Silicon valley – really spearheaded by Apple – is slowly teaching us to think of tech as something that just exists, like a light bulb or a chair, rather than something to be learned. The wonders of very clean and streamlined design is that they make even something as complex as installing a new program seem like common sense (“just copy and paste to your Applications folder!”), but the downside is we don’t get the intuition for criticizing or questioning common sense. What is a program, and how is it “installed” into the system? If you didn’t need that program anymore, where would you locate it and how would you delete it?

When you purchase a new book for your Kindle, or a new game into your Steam library, you get so pleased by how painless it is that every book can be accessed on the phone app or the official gadget, how every game just saves your progress so you can play up to a certain level on your laptop while on the go, then just continue along when you come home to your beefier gaming computer.
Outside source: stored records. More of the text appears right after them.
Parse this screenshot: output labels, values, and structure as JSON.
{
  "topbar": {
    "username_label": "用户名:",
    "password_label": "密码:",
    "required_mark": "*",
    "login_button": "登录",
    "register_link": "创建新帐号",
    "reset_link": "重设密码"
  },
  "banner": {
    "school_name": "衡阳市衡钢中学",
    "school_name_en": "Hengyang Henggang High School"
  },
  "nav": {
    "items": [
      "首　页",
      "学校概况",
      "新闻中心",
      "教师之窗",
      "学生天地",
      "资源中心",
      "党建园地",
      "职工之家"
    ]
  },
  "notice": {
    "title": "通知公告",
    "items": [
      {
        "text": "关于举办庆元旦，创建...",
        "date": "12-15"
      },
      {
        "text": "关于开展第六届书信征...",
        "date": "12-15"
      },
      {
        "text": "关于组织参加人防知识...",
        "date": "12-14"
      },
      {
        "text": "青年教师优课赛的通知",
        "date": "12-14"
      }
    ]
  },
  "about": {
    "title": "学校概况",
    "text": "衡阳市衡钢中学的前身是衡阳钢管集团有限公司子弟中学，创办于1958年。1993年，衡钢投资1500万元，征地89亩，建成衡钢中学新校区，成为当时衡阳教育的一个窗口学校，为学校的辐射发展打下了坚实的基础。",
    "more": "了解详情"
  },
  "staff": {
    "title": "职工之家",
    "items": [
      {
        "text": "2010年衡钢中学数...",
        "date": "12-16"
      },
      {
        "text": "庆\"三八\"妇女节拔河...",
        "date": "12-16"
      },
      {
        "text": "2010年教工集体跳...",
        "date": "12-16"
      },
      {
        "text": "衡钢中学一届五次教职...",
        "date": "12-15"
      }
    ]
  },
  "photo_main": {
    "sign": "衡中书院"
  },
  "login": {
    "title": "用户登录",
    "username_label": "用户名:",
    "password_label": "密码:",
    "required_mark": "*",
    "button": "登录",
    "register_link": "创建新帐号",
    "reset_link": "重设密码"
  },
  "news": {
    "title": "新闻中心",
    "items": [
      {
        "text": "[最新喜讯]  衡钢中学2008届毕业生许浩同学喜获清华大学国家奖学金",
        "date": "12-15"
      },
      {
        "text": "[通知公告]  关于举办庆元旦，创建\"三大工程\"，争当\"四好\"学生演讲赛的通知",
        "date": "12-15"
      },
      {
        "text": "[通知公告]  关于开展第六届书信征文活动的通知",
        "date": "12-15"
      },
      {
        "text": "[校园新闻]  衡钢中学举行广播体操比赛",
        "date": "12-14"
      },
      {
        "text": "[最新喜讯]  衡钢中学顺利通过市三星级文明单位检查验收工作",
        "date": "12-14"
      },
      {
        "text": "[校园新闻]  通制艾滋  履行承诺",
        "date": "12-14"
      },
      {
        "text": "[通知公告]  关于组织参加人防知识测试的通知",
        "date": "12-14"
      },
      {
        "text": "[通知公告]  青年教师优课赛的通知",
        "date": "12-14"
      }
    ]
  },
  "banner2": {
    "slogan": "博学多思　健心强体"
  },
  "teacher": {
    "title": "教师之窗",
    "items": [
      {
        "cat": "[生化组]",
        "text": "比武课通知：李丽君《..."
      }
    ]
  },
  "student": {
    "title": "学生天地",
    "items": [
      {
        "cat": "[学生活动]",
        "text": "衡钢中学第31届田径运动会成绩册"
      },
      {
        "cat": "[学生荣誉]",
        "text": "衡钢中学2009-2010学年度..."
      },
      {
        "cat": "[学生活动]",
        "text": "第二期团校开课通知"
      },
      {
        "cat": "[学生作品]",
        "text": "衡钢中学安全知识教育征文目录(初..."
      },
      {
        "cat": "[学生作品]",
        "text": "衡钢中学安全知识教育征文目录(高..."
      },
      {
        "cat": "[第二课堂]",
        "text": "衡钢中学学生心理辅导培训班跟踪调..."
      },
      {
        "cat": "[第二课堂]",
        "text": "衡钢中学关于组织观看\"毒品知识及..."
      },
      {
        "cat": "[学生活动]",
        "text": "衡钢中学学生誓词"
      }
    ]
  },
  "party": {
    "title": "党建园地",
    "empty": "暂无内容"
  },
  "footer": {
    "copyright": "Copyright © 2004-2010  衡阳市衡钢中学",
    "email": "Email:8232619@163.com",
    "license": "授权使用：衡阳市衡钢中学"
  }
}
And isn’t it nice that you don’t have to buy a new hard drive to accommodate all these games you’re accumulating, since you can just delete the ones you don’t play right now and download them again later on demand? It hardly occurs to you to wonder, what if Steam gets bankrupted, or taken down by hackers, or just decides to fuck off and shut its servers down – where do you get all your games that you paid hundreds of dollars for?

It’s a philosophy that we’ll need to think about even more deeply in the advent of AI and the increasing commodification of the cloud. We get so caught up in the convenience, in the user-friendliness of the things that we forget to question the nitty-gritty, the bare metal and plastic that keeps it running. How is an AI trained? What data are they using to train this AI, and how did they get their hands on it? All our private photos and files we’re uploading to its memory – where is it being stored, who has access to it, and what can they do with it?